Sexual reproduction is the basic way to form high genetic diversity and it is beneficial in evolution and speciation of fungi. The global diversity of teleomorphic species in Ascomycota has not been estimated. This paper estimates the species number for sexual ascomycetes based on five different estimation approaches, viz. by numbers of described fungi, by fungus:substrate ratio, by ecological distribution, by meta-DNA barcoding or culture-independent studies and by previous estimates of species in Ascomycota. The assumptions were made with the currently most accepted, “2.2–3.8 million” species estimate and results of previous studies concluding that 90% of the described ascomycetes reproduce sexually. The Catalogue of Life, Species Fungorum and published research were used for data procurement. The average value of teleomorphic species in Ascomycota from all methods is 1.86 million, ranging from 1.37 to 2.56 million. However, only around 83,000 teleomorphic species have been described in Ascomycota and deposited in data repositories. The ratio between described teleomorphic ascomycetes to predicted teleomorphic ascomycetes is 1:22. Therefore, where are the undiscovered teleomorphic ascomycetes? The undescribed species are no doubt to be found in biodiversity hot spots, poorly-studied areas and species complexes. Other poorly studied niches include extremophiles, lichenicolous fungi, human pathogens, marine fungi, and fungicolous fungi.

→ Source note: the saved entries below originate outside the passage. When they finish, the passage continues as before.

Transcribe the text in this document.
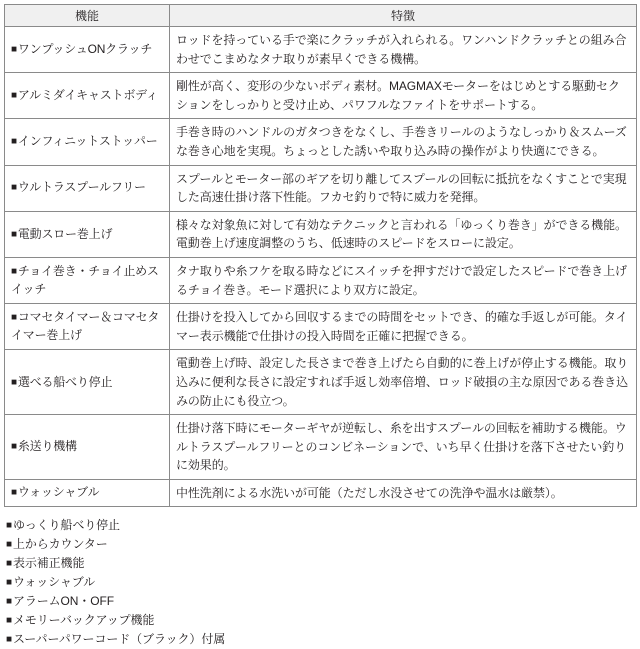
機能	特徴
■ワンプッシュONクラッチ	ロッドを持っている手で楽にクラッチが入れられる。ワンハンドクラッチとの組み合わせでこまめなタナ取りが素早くできる機構。
■アルミダイキャストボディ	剛性が高く、変形の少ないボディ素材。MAGMAXモーターをはじめとする駆動セクションをしっかりと受け止め、パワフルなファイトをサポートする。
■インフィニットストッパー	手巻き時のハンドルのガタつきをなくし、手巻きリールのようなしっかり＆スムーズな巻き心地を実現。ちょっとした誘いや取り込み時の操作がより快適にできる。
■ウルトラスプールフリー	スプールとモーター部のギアを切り離してスプールの回転に抵抗をなくすことで実現した高速仕掛け落下性能。フカセ釣りで特に威力を発揮。
■電動スロー巻上げ	様々な対象魚に対して有効なテクニックと言われる「ゆっくり巻き」ができる機能。電動巻上げ速度調整のうち、低速時のスピードをスローに設定。
■チョイ巻き・チョイ止めスイッチ	タナ取りや糸フケを取る時などにスイッチを押すだけで設定したスピードで巻き上げるチョイ巻き。モード選択により双方に設定。
■コマセタイマー＆コマセタイマー巻上げ	仕掛けを投入してから回収するまでの時間をセットでき、的確な手返しが可能。タイマー表示機能で仕掛けの投入時間を正確に把握できる。
■選べる船べり停止	電動巻上げ時、設定した長さまで巻き上げたら自動的に巻上げが停止する機能。取り込みに便利な長さに設定すれば手返し効率倍増、ロッド破損の主な原因である巻き込みの防止にも役立つ。
■糸送り機構	仕掛け落下時にモーターギヤが逆転し、糸を出すスプールの回転を補助する機能。ウルトラスプールフリーとのコンビネーションで、いち早く仕掛けを落下させたい釣りに効果的。
■ウォッシャブル	中性洗剤による水洗いが可能（ただし水没させての洗浄や温水は厳禁）。
■ゆっくり船べり停止
■上からカウンター
■表示補正機能
■ウォッシャブル
■アラームON・OFF
■メモリーバックアップ機能
■スーパーパワーコード（ブラック）付属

Undescribed species are present in unexamined collections in specimen repositories or incompletely described earlier species. Nomenclatural issues, such as the use of separate names for teleomorph and anamorphs, synonyms, conspecific names, illegitimate and invalid names also affect the number of described species. Interspecies introgression results in new species, while species numbers are reduced by extinctions.